When COVID-19 hit, Vickie Brown knew sewing wasn’t her gift. But she wanted to help people in any way she could, so she reached out to Jean Caldwell, a friend who was making masks by the dozens for people in the community.
“I’d never sewn before, but she got me going,” Brown said.
And it wasn’t long before that seemingly unrelated ministry circled back around to something she was gifted in — Deaf ministry. She made some masks for the employees at Alabama Sunshine, a sauce company in Fayette.
“David Smith, the co-owner, is deaf, and he’s a member of our Deaf ministry at church,” said Brown, a member of Calvary Baptist Church, Tuscaloosa.
And after that first round of homemade masks, Smith’s sister Julie Madison, the other co-owner of Alabama Sunshine, sent Brown a suggestion and a pattern to go with it.
She’d heard of someone in Kentucky who had found a way to make masks with a clear panel so that the Deaf and hard of hearing would be able to read the wearer’s lips.
People in different parts of the country had started replicating the masks, but as far as Brown knew, no one was doing it in their part of the state.
So she tried making some for Alabama Sunshine, and from there, “it just mushroomed,” she said. An article about the masks ran in the Tuscaloosa News, and she started getting “orders” for the masks from individuals, school systems who wanted them for their students in speech therapy, even a wedding in North Alabama.
“We don’t charge for it; it’s our ministry,” Brown said. “I think God gives you ministry and things to do and opportunities to serve. That’s been our way of serving the community during COVID-19.”
For much of her life, Brown has looked for where God might be providing opportunities. When she was a student at Troy University, she remembers wondering where God might have gifted her for his purposes. Then while working at a summer camp, she saw deaf campers speaking in sign language and wondered if that might be something she could learn.
Soon after, she moved to Tuscaloosa for graduate school at the University of Alabama, and on her first Sunday visiting Calvary Baptist, she looked down from the balcony and saw someone in the front interpreting the service through sign language for the deaf members of the congregation.
“I called the next day and got involved,” Brown said.
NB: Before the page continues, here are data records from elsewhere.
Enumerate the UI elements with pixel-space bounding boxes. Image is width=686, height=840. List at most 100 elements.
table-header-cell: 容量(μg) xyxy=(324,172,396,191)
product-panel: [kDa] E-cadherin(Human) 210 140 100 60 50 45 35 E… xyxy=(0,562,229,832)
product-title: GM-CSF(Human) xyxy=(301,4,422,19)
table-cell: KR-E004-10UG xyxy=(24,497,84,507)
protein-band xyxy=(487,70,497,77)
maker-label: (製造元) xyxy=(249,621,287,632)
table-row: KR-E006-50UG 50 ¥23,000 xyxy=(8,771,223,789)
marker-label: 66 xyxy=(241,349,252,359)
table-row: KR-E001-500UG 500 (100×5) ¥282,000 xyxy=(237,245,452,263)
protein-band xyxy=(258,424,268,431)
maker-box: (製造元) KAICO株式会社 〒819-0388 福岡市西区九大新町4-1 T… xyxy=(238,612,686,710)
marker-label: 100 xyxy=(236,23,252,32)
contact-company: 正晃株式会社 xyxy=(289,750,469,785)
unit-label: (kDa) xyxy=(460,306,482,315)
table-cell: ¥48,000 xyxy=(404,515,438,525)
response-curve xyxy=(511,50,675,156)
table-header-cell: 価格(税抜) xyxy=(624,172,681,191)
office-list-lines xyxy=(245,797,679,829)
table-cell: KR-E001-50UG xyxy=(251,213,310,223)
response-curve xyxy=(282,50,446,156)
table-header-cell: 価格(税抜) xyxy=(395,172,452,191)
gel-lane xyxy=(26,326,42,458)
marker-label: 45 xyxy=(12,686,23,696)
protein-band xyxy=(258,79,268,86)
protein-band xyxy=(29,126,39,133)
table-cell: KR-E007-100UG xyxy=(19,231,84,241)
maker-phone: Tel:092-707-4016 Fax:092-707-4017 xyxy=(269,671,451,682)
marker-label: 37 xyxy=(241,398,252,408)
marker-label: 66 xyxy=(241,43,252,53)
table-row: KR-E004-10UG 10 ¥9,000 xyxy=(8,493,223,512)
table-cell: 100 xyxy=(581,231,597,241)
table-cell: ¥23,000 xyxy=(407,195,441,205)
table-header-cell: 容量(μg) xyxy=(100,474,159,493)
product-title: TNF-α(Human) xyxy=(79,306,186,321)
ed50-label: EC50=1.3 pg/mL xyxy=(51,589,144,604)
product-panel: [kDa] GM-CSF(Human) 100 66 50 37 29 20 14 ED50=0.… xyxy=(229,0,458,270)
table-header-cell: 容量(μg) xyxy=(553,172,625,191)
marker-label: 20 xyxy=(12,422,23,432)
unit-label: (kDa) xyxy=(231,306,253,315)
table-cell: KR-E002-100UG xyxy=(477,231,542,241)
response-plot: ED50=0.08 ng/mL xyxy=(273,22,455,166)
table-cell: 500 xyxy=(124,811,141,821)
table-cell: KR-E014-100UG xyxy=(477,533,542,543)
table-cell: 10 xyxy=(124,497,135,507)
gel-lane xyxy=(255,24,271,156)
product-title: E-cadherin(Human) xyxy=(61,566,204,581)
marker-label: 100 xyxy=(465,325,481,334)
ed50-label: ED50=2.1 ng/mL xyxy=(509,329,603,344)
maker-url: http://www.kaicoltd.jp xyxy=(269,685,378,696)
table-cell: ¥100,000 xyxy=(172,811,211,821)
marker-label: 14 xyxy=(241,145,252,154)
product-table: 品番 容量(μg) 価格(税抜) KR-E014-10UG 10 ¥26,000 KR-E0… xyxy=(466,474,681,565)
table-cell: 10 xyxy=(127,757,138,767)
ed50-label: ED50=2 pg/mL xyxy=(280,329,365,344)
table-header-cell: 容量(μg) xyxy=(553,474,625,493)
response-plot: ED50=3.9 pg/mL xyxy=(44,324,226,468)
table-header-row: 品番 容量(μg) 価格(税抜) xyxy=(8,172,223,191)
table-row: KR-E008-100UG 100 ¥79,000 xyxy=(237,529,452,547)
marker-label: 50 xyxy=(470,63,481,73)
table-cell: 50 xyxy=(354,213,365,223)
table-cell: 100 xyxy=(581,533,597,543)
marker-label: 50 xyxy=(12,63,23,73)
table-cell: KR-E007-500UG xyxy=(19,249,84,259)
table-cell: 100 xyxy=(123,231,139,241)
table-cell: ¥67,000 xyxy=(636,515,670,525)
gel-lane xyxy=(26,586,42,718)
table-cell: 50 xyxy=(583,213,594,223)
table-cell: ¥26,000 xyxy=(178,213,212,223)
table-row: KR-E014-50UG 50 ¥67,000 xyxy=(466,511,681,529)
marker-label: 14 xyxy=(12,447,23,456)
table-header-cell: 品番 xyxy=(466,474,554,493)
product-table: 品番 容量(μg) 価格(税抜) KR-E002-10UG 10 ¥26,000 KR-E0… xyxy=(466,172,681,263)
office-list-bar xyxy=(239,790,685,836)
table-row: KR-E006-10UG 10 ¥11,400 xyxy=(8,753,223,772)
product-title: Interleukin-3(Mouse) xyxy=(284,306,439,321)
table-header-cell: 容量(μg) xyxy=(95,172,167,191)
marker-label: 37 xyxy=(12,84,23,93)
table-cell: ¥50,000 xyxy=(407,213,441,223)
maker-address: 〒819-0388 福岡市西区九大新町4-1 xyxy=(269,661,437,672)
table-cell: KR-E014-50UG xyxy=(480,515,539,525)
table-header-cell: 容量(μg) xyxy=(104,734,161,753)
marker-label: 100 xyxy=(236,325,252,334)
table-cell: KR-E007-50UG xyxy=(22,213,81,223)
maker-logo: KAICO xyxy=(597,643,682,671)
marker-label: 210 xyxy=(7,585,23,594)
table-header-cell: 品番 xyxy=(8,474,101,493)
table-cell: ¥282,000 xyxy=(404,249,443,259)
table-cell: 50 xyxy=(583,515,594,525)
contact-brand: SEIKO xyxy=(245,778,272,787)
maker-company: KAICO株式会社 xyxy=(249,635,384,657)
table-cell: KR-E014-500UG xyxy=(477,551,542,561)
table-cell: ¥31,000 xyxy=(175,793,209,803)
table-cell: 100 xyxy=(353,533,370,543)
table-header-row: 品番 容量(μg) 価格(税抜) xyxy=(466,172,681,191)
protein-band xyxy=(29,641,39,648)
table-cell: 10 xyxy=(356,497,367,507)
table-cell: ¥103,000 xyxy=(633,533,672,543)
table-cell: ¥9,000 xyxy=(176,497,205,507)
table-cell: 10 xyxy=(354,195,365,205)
That was in 1976. She’s now been involved in Deaf ministry for more than 40 years. In 1977, she and her husband moved to Pell City, where she started a Deaf ministry at First Baptist Church. Then they moved to Brent, and she was the sign language interpreter at Brent Baptist Church from 1979 until 2007, when they moved back to the Tuscaloosa area and Calvary Baptist.
Watching a little seed grow
On Sundays now, she’s back at the church where she first started learning, doing sign language interpreting with her homemade mask with the clear panel.
“When COVID-19 first started, I thought to myself how hard it was going to be for the Deaf community to read lips, but I had no idea that through her sending us that pattern that it was going to become such a big project for us and such an area of focus,” Brown said. “It’s amazing how God has a plan and orchestrates things. Sometimes a little seed is planted and it’s amazing what grows out of that little seed.”